Derek becomes kind of comically frustrated at that. “Vampires don’t sparkle,” he says after a beat, unnecessarily.

The Sheriff snorts. “Too bad. Would make it easy to find them.”

“We’ll find them,” Derek says, and pulls his phone from his pocket. He dials, and when Boyd answers, simply growls, “Boyd, vampires,” into it. Then he pauses and adds, “Don’t tell Stiles.”

The Sheriff thinks it’s a nice gesture, considering it’s a school night and Stiles has a Latin test tomorrow. He holds out on believing that his kid is going to actually stay in and study for that Latin test with vampires afoot, though.

Derek hangs up and looks kind of pained at the Sheriff, like he knows it too, but he had to try anyway. As Stiles’s father, the Sheriff also knows that all they can do is their best to keep his idiot kid out of trouble. He claps Derek on the back in a show of solidarity and says, “How the hell do we kill vampires?”

“Not with stakes,” Derek mutters, and his eyes gleam red for a moment. The Sheriff knows that means this will probably get messy.


It does get kind of messy. And burny, and maybe a little explody too, if the Sheriff is going to borrow some of Stiles’s terms that are not actually terms.

By the time it’s all done it’s late, and he’s tired, and his child has once again, been narrowly snatched from the jaws of death. By the jaws of a werewolf.

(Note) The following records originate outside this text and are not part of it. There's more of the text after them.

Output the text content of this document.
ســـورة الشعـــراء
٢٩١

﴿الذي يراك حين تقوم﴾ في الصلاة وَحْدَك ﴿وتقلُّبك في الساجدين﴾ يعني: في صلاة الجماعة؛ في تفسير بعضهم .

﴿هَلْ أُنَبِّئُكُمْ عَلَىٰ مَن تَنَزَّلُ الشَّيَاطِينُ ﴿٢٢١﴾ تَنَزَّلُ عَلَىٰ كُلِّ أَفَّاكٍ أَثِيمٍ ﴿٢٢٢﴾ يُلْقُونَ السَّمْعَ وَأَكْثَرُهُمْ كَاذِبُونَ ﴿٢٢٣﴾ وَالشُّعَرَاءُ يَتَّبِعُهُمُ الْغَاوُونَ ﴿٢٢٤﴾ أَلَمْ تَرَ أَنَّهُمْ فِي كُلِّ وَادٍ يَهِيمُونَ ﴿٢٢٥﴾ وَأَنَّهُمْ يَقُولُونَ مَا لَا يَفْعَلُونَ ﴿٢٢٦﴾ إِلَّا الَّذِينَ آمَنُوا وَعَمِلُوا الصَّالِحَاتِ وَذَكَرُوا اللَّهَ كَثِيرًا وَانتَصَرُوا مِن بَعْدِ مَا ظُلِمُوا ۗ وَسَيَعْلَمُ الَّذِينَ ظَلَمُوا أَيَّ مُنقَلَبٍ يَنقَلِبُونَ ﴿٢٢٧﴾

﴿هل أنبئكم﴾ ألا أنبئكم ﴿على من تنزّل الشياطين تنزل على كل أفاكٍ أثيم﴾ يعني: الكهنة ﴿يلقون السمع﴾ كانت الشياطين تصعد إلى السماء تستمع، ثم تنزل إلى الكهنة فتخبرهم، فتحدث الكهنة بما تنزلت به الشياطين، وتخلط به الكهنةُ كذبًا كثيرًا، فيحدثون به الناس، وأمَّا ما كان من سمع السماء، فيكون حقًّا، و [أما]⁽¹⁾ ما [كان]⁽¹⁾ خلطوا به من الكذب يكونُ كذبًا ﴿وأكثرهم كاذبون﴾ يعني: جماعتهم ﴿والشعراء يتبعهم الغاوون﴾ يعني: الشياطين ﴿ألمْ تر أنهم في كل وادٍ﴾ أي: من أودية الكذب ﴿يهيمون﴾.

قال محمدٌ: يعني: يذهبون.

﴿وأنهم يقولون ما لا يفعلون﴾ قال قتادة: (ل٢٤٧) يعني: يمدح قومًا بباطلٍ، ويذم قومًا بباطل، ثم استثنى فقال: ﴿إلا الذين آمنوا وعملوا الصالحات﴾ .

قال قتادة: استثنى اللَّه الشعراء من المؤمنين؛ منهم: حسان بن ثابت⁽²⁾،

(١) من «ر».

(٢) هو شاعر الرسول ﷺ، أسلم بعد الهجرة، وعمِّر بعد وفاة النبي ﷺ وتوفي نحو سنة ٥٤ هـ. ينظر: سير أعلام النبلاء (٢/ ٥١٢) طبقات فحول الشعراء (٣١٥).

The Sheriff just kind of stands back and watches the explosions be explody while he tries to catch his breath.

“Are you stupid?!” Derek growls, right into Stiles’s face. “That was a nest.”

“Was being the operative word?” Stiles butts back fearlessly, not looking away from Derek’s eyes. “I found them, didn’t I? Before you or the puppies or the hunters, let me add.”

Derek falters slightly. In the background, even the Argents take a moment from menacing quietly to look appropriately embarrassed. “We would have found them eventually,” Derek mutters, though with less heat than before.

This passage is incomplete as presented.